Over the past 10 years, the District’s enrollment has increased by 1,420 students. “We spend $14,000 per student,” said Board President Candance Chow. “We’ve had $17.4 million in increased expenditures from that over the past 10 years [only some of which can be recouped from property taxes or state or federal reimbursement or grants]. We’re fortunate to have the students, but we don’t have the revenues.”
Technology Switch, Reserves, and Threats from the State
Internal challenges and the legislative threats from Springfield also add to the financial dilemma.
An internal decision to treat certain technology expenses as operating rather than capital expenses will add about $1.9 million per year to operations. It did not seem reasonable to continue to pay for equipment that lasts only about six years with 20-year bonds, Dr. Goren said.
Further, the District has not been sufficiently able to build up its reserves for several years. The reserve fund balance, which is recommended to be between 25% and 40% of the operating budget, now stands at 20%. The low reserve balance affects the bond rating and the cost of issuing bonds. A top-rated bond issuance would save the District $55,000 per year over the life of the bonds, Dr. Goren said.
Under the guise of “education reform,” State legislators have proposed to reapportion the funds they contribute toward education rather than to increase that amount. Under the most recent proposal, District 65 would lose about $6.7 million each year, once the measure is phased in.
Exacerbating that sting, State legislators are also considering a proposal to freeze property taxes, making it thus virtually impossible for District 65 to make up for any loss in State funding through an increased tax levy. At the same time, a property tax freeze would cost the District $2.1 million in 2018-19, $3.4 million in 2019-20, and about $3.4 million each year after that. If enacted, District 65 would be precluded from raising taxes even to keep up with inflation.
A third threat – and one that is likely to be realized first – is to shift the “normal cost” of funding teacher pensions from the State to the local school districts. The pension shift would likely be phased in, so the initial cost to the District would be about $334,000, building to about $1.5 million when the phase-in is complete.

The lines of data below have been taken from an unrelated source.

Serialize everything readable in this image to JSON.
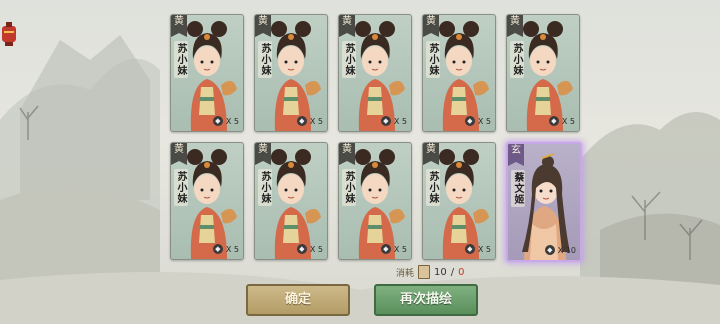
{
  "cards": [
    {
      "rarity": "黄",
      "name": "苏小妹",
      "count": "X 5"
    },
    {
      "rarity": "黄",
      "name": "苏小妹",
      "count": "X 5"
    },
    {
      "rarity": "黄",
      "name": "苏小妹",
      "count": "X 5"
    },
    {
      "rarity": "黄",
      "name": "苏小妹",
      "count": "X 5"
    },
    {
      "rarity": "黄",
      "name": "苏小妹",
      "count": "X 5"
    },
    {
      "rarity": "黄",
      "name": "苏小妹",
      "count": "X 5"
    },
    {
      "rarity": "黄",
      "name": "苏小妹",
      "count": "X 5"
    },
    {
      "rarity": "黄",
      "name": "苏小妹",
      "count": "X 5"
    },
    {
      "rarity": "黄",
      "name": "苏小妹",
      "count": "X 5"
    },
    {
      "rarity": "玄",
      "name": "蔡文姬",
      "count": "X 10"
    }
  ],
  "cost": {
    "label": "消耗",
    "current": "10",
    "separator": "/",
    "remaining": "0"
  },
  "buttons": {
    "confirm": "确定",
    "redraw": "再次描绘"
  },
  "colors": {
    "common_card": "#a9bdb1",
    "rare_card": "#a59bb8",
    "rare_glow": "#c8a8e8",
    "confirm_btn": "#b39c66",
    "redraw_btn": "#5a8f5c"
  },
  "icons": {
    "corner": "lantern-icon",
    "cost": "scroll-icon",
    "count": "shard-icon"
  }
}
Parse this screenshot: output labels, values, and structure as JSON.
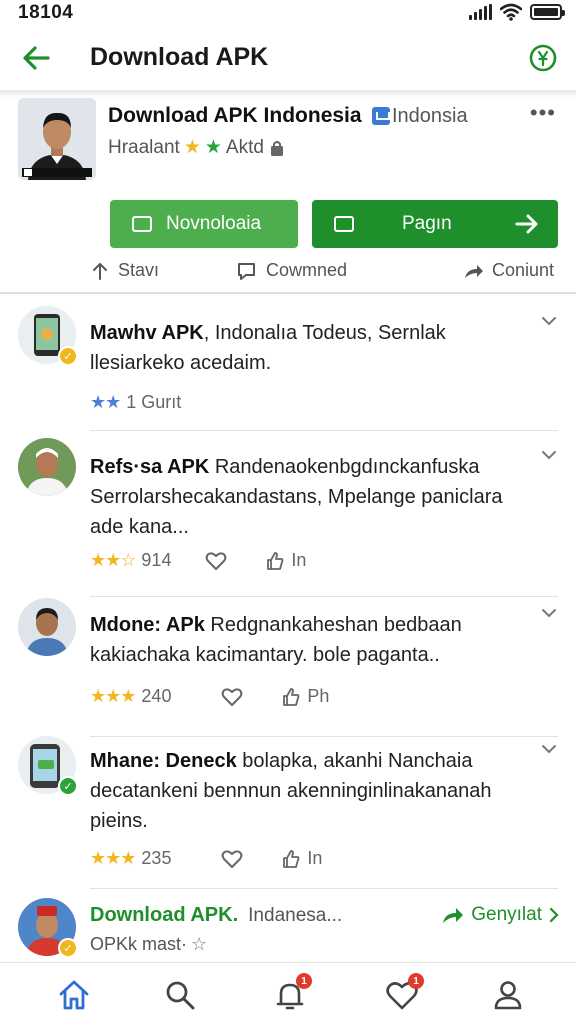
{
  "status_bar": {
    "time": "18104"
  },
  "app_bar": {
    "title": "Download APK"
  },
  "hero": {
    "title": "Download APK Indonesia",
    "region": "Indonsia",
    "more": "•••",
    "subtitle_left": "Hraalant",
    "subtitle_right": "Aktd",
    "rating_stars": 2,
    "primary_button_label": "Novnoloaia",
    "secondary_button_label": "Pagın",
    "actions": [
      {
        "label": "Stavı",
        "icon": "share-up-icon"
      },
      {
        "label": "Cowmned",
        "icon": "comment-icon"
      },
      {
        "label": "Coniunt",
        "icon": "forward-icon"
      }
    ]
  },
  "posts": [
    {
      "title": "Mawhv APK",
      "text": ", Indonalıa Todeus, Sernlak llesiarkeko acedaim.",
      "stars": "★★",
      "stars_color": "#4f7fd6",
      "rating_label": "1 Gurıt",
      "like_icon": "",
      "count": "",
      "share_label": "",
      "badge_color": "#f2b71e"
    },
    {
      "title": "Refs·sa APK",
      "text": " Randenaokenbgdınckanfuska Serrolarshecakandastans, Mpelange paniclara ade kana...",
      "stars": "★★☆",
      "stars_color": "#f2b71e",
      "count": "914",
      "share_label": "In",
      "badge_color": ""
    },
    {
      "title": "Mdone: APk",
      "text": " Redgnankaheshan bedbaan kakiachaka kacimantary. bole paganta..",
      "stars": "★★★",
      "stars_color": "#f2b71e",
      "count": "240",
      "share_label": "Ph",
      "badge_color": ""
    },
    {
      "title": "Mhane: Deneck",
      "text": " bolapka, akanhi Nanchaia decatankeni bennnun akenninginlinakananah pieins.",
      "stars": "★★★",
      "stars_color": "#f2b71e",
      "count": "235",
      "share_label": "In",
      "badge_color": "#2aa33a"
    }
  ],
  "last_post": {
    "title": "Download APK.",
    "region": "Indanesa...",
    "subtitle": "OPKk mast·",
    "action_label": "Genyılat",
    "badge_color": "#f2b71e"
  },
  "bottom_nav": {
    "items": [
      {
        "name": "home",
        "badge": ""
      },
      {
        "name": "search",
        "badge": ""
      },
      {
        "name": "notifications",
        "badge": "1"
      },
      {
        "name": "favorites",
        "badge": "1"
      },
      {
        "name": "profile",
        "badge": ""
      }
    ]
  },
  "colors": {
    "accent_green": "#1e8f2a",
    "light_green": "#4cae4c",
    "nav_blue": "#2f6fd0",
    "star_yellow": "#f2b71e"
  }
}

Several proposals to reduce the State’s obligation to pay teacher pensions have been tested in the courts and found unconstitutional. This proposal, to shift part of the pension costs to school districts, has not been challenged in court. If enacted, the initial phase could come as early as the spring, said Business Manager Kathy Zalewski and Assistant Superintendent of Business Services Mary Brown.
“The State could act rather quickly on these threats,” Dr. Goren said.
The table below summarizes the projected operating deficits, and also shows how the deficits would increase if certain technology spending is treated as an operating expense and if the State shifts pension costs to school districts and/or reforms how it allocates state funding and freezes property taxes.
“Cuts in supplies are cuts to the classroom,” said Board member Suni Kartha. She also asked whether the District was confident about its enrollment projections.
“My experience is that they are accurate,” Dr. Goren said.
Ms. Zalewski said this year’s budget allowed $200,000 to be added to the reserves.
Board member Tracy Quattrocki also said, “I am finding there’s an underlying assumption that we should spend less money on pre-K to grade 8 education than on high school education. I think this is faulty logic – that we should do less, earlier. Compounding the problem is that, not only is it not cheaper to educate young children, we also have 16 buildings to maintain.”
Board member Richard Rykhus said, “We have trimmed so much over the last 12 years that there is less and less to cut.” He also emphasized that the deficits facing the District are real and dire. “Information may have been disseminated in different ways in the past,” he said, “that the deficits will disappear with a tweak here, a tweak there. Nothing is going to disappear.”
As has happened at a few recent Finance Committee meetings, the word “referendum” slipped into the conversation. The Board will vote at its Jan. 10 meeting on whether to pursue an operating referendum on the April 4, 2017, ballot. The District has not passed an operating referendum since before the tax caps were enacted in 1994, Dr. Goren said.